Utente
Salve,
sono una donna di quasi 30 anni e soffro da 4 mesi di dolore pelvico a destra. All'inizio si pensava che fosse l'appendice o comunque un infiammazione del cieco ma adesso c'è anche il dubbio che i dolori vengono da un grande varicocele pelvico che ho a destra. Il varicocele è stato visto dal ginecologo tramite ecografia transvaginale con ecodoppler. Sono in lista per una laparoscopia per capire meglio appunto la causa di questo dolore. Il ginecologo mio ha detto che anche se non fosse il varicocele la causa adesso, sarebbe comunque da trattare visto la grandezza e il desiderio di un altro figlio (ho già due figli e un aborto terapeutico a 21 sett.). Lui mi scosiglia però di avere altri figli ma io vorrei tanto provarci ancora una volta anche se so che in queste condizioni è meglio di no. 3 mesi fa ho fatto una tac con mezzo di contrasto iodato ed è venuto fuori che sono allergica. Adesso il mio ginecologo ha detto che non posso fare la scleroembolizzazione e se il varicocele peggiora ancora devo togliere le ovaie e l'utero visto che la legatura delle vene non è efficace e non si pratica quasi più.
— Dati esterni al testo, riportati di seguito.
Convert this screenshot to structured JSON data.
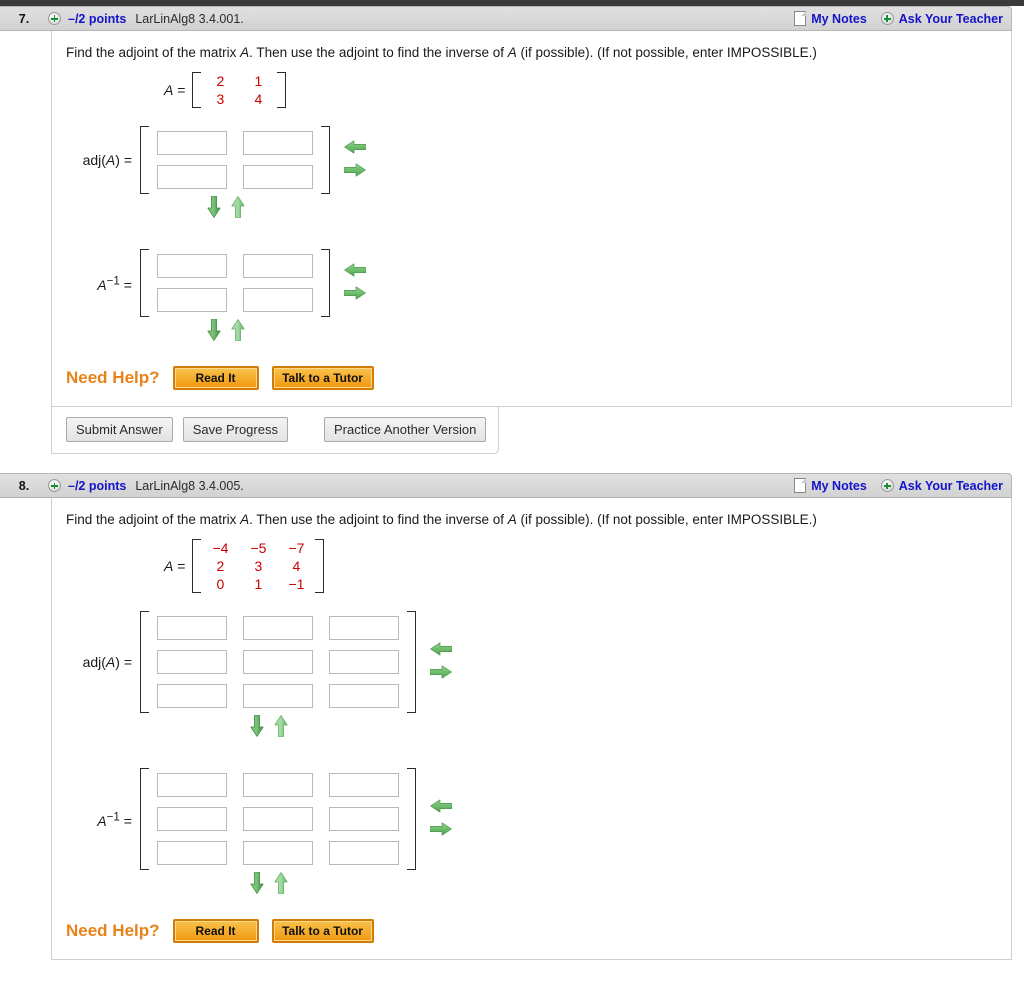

Io non posso credere che l'unica soluzione per questo varicocele sia l'isterectomia e volevo chiedere se c'è qualcos'altro che posso fare. Perchè la legatura delle vene non va bene? Visto che presto farò una laparoscopia non posso fare anche direttamente la legatura? Poi volevo ancora sapere se veramente è meglio che non faccio più altri figli? Con un vricocele pelvico c'è il rischio di trombosi o embolia polmonare?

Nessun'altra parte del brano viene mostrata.